To an extent it all comes together at the end, though a fair amount is left unexplained. There's no doubt that reading this book is an experience you will remember. Whether you will enjoy it or not, I'm not sure. Several weeks after reading it, I still can't decide whether or not to go onto the other books in the trilogy - there's a kind of 'Want to read on, despite yourself' feeling as you go through the book, and this urges me to continue to the next volume. But it's the same kind of appeal of picking a scab. Might be best not to.
Masterly writer. This is just phenomenally good literature. The fact it is written around an alleged science fiction theme is almost irrelevant.
M.John Harrison is one of the best wordsmiths of the current age..
I urge everyone who loves the English language to read all his books both the novels and the shirt story collections.
Having said that, the characters are troubling. Humans craving to surrender their bodies to merge with quantum infinities, clones, holograms, virtual projections, artificially created lifeforms, all questing to be human, to have a real body. Yet a relative immateriality doesn't seem to prevent any of them having sex, which happens a lot. Some of them are trying to fill their personal psychological voids, some seek after love and others just wish to have a physical sensation. So in part the book is an exploration of the struggle to be human.
The book is described as space opera, a genre label I've never understood the meaning of to be honest. The space bit I get and accede as far as this book is concerned. But operatic too me suggests not only a wide sweep, which again this book effortlessly meets, but a heightened sense of emotion. Now while Harrison deals with emotion a plenty as suggested in the characters' various quests for identity and to take the form of something other than themselves, the emotional pitch is a curiously flat one. This is largely because even though Harrison's builds an immense universe, most of these characters seem to be each other in various guises, so that the total population seems only to be about five people. A character has a single emotional register in one guise, yearns to be be something different and then achieves it either by taking on a new persona and physicality, or in death. And that's that, easy peasy lemony squeezy...

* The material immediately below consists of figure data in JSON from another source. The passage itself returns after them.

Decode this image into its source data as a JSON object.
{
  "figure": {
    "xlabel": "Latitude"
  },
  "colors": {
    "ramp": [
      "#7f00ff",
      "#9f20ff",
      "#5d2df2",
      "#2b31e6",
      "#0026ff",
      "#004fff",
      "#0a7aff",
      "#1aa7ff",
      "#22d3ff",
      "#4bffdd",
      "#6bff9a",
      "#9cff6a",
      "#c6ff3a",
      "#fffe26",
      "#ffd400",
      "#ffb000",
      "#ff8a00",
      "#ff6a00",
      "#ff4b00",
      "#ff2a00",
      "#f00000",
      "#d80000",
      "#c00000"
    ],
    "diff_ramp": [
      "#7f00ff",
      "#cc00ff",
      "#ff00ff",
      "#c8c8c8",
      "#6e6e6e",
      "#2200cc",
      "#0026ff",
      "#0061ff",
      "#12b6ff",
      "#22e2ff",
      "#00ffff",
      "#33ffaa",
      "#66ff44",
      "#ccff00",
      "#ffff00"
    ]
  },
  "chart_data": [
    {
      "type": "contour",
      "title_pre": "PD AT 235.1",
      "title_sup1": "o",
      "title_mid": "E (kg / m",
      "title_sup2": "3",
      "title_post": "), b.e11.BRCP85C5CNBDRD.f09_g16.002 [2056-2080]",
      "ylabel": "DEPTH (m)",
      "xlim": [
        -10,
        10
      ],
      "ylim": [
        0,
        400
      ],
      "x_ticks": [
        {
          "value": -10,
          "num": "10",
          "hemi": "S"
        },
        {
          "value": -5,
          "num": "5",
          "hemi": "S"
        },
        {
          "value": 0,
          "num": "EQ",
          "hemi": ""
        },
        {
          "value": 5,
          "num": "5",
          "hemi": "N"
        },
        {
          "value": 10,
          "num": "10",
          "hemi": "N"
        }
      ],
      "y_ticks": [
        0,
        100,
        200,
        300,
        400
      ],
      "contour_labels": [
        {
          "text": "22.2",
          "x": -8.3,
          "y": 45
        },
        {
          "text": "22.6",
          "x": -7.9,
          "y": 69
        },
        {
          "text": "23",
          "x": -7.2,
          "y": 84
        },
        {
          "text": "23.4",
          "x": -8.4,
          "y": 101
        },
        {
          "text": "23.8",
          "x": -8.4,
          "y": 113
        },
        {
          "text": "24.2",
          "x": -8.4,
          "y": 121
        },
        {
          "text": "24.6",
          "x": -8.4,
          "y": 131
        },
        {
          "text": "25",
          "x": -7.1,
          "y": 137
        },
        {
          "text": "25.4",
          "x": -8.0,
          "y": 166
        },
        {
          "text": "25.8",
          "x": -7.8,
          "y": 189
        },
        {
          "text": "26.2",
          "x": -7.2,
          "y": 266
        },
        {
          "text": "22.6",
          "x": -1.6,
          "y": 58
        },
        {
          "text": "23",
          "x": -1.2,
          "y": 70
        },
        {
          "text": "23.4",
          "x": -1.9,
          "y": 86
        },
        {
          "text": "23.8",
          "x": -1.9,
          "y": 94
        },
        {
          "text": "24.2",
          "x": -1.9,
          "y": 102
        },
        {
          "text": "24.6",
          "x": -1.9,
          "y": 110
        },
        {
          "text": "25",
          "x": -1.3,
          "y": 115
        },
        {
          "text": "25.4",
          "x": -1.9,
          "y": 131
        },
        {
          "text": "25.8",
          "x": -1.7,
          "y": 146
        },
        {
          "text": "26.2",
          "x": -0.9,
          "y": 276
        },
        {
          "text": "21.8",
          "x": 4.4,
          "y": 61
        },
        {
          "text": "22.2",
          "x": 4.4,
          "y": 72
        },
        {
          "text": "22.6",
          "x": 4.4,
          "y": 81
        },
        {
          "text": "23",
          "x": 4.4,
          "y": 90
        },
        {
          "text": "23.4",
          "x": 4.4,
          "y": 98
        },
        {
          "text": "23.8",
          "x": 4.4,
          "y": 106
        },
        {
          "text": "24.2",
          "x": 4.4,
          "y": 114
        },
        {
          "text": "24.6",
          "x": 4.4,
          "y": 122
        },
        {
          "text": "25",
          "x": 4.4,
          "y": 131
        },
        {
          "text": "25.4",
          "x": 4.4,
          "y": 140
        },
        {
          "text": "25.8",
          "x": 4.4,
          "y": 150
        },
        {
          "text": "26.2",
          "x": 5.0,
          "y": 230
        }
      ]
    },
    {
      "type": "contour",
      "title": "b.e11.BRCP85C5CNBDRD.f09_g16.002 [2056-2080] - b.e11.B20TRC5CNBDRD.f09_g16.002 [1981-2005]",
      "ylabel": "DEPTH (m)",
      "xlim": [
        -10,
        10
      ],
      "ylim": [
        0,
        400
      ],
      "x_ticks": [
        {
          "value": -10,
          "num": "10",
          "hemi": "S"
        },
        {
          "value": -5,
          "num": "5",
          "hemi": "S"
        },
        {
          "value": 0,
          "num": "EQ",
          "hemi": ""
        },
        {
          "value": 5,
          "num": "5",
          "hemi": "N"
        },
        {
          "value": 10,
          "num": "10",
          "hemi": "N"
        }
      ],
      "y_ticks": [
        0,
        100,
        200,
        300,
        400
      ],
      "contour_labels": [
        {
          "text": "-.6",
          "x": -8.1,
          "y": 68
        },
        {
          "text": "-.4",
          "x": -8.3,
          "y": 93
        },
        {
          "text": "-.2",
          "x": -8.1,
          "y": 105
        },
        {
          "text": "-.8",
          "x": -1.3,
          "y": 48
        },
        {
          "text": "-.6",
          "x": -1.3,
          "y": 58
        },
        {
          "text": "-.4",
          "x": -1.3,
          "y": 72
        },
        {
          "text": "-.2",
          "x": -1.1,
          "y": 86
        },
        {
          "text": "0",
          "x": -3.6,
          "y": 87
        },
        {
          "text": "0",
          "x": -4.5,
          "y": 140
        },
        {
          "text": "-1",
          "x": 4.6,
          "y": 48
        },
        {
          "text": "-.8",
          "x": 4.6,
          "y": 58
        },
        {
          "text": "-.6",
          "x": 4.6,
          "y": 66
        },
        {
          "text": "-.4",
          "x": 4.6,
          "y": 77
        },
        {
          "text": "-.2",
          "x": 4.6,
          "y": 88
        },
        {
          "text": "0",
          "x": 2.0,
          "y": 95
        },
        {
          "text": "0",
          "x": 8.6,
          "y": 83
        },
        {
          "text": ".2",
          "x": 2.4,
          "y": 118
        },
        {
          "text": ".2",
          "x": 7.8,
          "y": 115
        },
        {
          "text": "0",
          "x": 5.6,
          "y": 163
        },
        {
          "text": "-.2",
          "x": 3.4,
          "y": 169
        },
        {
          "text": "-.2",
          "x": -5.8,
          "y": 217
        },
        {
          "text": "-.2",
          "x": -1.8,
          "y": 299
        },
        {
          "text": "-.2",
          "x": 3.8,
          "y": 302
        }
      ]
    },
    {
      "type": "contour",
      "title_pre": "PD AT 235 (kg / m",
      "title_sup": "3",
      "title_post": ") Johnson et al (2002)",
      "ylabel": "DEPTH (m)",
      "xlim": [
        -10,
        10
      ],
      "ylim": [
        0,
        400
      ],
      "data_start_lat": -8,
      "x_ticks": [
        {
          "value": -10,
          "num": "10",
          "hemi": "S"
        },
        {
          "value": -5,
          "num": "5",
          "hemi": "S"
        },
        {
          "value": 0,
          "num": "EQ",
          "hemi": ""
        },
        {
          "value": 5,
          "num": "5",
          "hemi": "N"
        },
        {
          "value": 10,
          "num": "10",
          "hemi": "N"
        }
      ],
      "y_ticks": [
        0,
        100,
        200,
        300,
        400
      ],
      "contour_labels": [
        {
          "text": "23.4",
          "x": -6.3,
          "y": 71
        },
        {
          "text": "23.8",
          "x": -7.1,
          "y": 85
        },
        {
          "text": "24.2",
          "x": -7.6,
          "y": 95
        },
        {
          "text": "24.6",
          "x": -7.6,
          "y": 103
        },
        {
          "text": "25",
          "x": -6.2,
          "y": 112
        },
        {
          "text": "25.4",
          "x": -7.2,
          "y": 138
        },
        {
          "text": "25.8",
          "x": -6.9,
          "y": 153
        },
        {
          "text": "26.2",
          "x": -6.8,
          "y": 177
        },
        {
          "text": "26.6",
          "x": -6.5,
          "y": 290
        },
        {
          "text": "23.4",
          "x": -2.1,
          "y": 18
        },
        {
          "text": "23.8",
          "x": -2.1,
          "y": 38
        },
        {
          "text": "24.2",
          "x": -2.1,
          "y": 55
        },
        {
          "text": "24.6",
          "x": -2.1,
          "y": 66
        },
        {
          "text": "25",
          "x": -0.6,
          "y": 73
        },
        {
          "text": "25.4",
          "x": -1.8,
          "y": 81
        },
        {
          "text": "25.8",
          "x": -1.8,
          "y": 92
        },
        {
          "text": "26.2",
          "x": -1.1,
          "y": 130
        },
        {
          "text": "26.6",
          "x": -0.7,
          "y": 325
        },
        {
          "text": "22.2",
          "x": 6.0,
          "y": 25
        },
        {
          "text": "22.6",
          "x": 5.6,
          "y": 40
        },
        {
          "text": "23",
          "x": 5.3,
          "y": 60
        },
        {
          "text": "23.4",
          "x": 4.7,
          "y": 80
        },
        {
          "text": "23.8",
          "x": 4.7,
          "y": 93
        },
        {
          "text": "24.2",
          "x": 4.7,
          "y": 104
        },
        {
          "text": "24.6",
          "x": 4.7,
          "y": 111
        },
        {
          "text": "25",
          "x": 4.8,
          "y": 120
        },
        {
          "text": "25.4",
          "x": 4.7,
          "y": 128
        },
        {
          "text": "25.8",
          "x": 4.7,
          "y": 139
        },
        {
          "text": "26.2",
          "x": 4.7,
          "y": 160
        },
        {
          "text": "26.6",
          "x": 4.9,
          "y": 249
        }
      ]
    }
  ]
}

Moving between two temporal eras, our own and a far future one, yet the characters are all brought together by the end and their links to one another revealed, in a rather unsatisfying manner to my mind. For a book about quantum probabilities and improbablities, the narrative structure was too hidebound to facilitate this I felt.
There are some fine writing and insights to be gleaned from this book: "Every so often her eyes went across tate with the calm contempt of one neurotic for another", but the sum of the parts add up to considerably less than the whole.